Inspiration

Understanding underwater environments is extremely challenging because acoustic signals are complex, noisy, and difficult for humans to interpret. Traditional machine learning systems can classify targets, but they rarely explain their reasoning or communicate uncertainty. We wanted to build a system that not only predicts what is happening underwater but also helps operators trust and understand those predictions. That vision led to HydroScope AI.

What it does

HydroScope AI converts raw underwater acoustic inputs into structured, explainable intelligence.

  • Accepts sonar/audio recordings.
  • Predicts the most likely target category.
  • Estimates confidence and reliability.
  • Uses Gemini to translate model outputs into human-readable reasoning.
  • Provides safe fallback responses when certainty is low.
  • Enables decision support rather than just classification.

How we built it

We designed HydroScope AI as a modular intelligence pipeline.

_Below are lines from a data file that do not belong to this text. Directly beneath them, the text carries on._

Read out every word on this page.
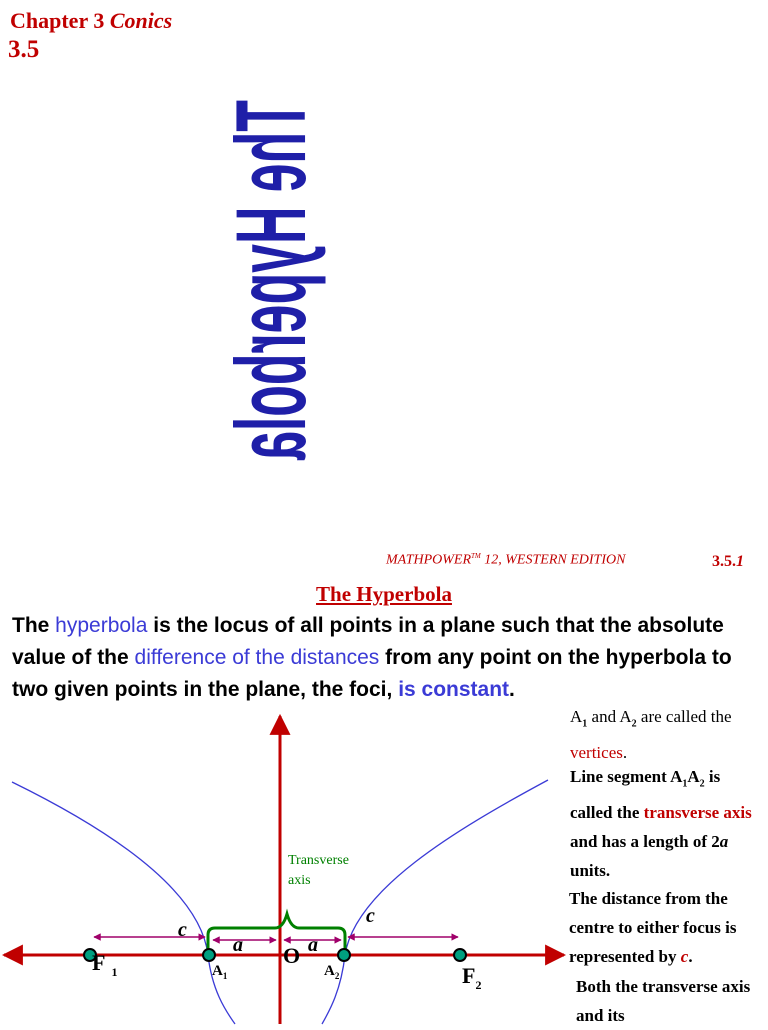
Chapter 3 Conics
3.5
The Hyperbola
MATHPOWER™ 12, WESTERN EDITION	3.5.1
The Hyperbola
The hyperbola is the locus of all points in a plane such that the absolute value of the difference of the distances from any point on the hyperbola to two given points in the plane, the foci, is constant.
$A_1$ and $A_2$ are called the vertices.
Line segment $A_1A_2$ is called the transverse axis and has a length of 2a units.
The distance from the centre to either focus is represented by c.
Both the transverse axis and its
Transverse
axis
c
c
a	a
O
F $_1$	$F_2$
$A_1$	$A_2$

Audio data is passed through preprocessing and a CNN-based classification stage to generate predictions and confidence estimates. These outputs are then sent to Gemini, which produces natural-language explanations and operational insights. The backend was built using FastAPI, enabling real-time interaction and easy testing via APIs. We also structured responses so they can be logged, audited, and extended in future deployments.

Challenges we ran into

One of the biggest challenges was bridging numerical model outputs with meaningful human interpretation. Acoustic environments are highly variable, and low-confidence situations are common. We had to design the system to remain stable even when predictions are uncertain. Integrating multiple components — signal processing, inference logic, and LLM reasoning — into a reliable pipeline within hackathon time constraints was another major hurdle.

Accomplishments that we're proud of

We successfully built a working end-to-end prototype that demonstrates how explainable AI can enhance underwater target classification. Instead of stopping at probabilities, HydroScope AI communicates reliability, provides understandable summaries, and avoids system crashes by design. This transforms a research-style model into something closer to a deployable decision-support tool.

What we learned

We learned that accuracy alone is not enough. Trust, interpretability, and resilience are equally important in real-world AI systems. Large language models like Gemini are powerful collaborators that can convert raw outputs into knowledge that humans can act upon.

What's next for HydroScope AI

Next, we plan to incorporate real-time streaming from live sensors, richer environmental context, and interactive what-if simulations. We also aim to improve adaptive uncertainty modeling and create operator dashboards that visualize historical decisions. Our long-term goal is to build a full maritime intelligence assistant powered by AI.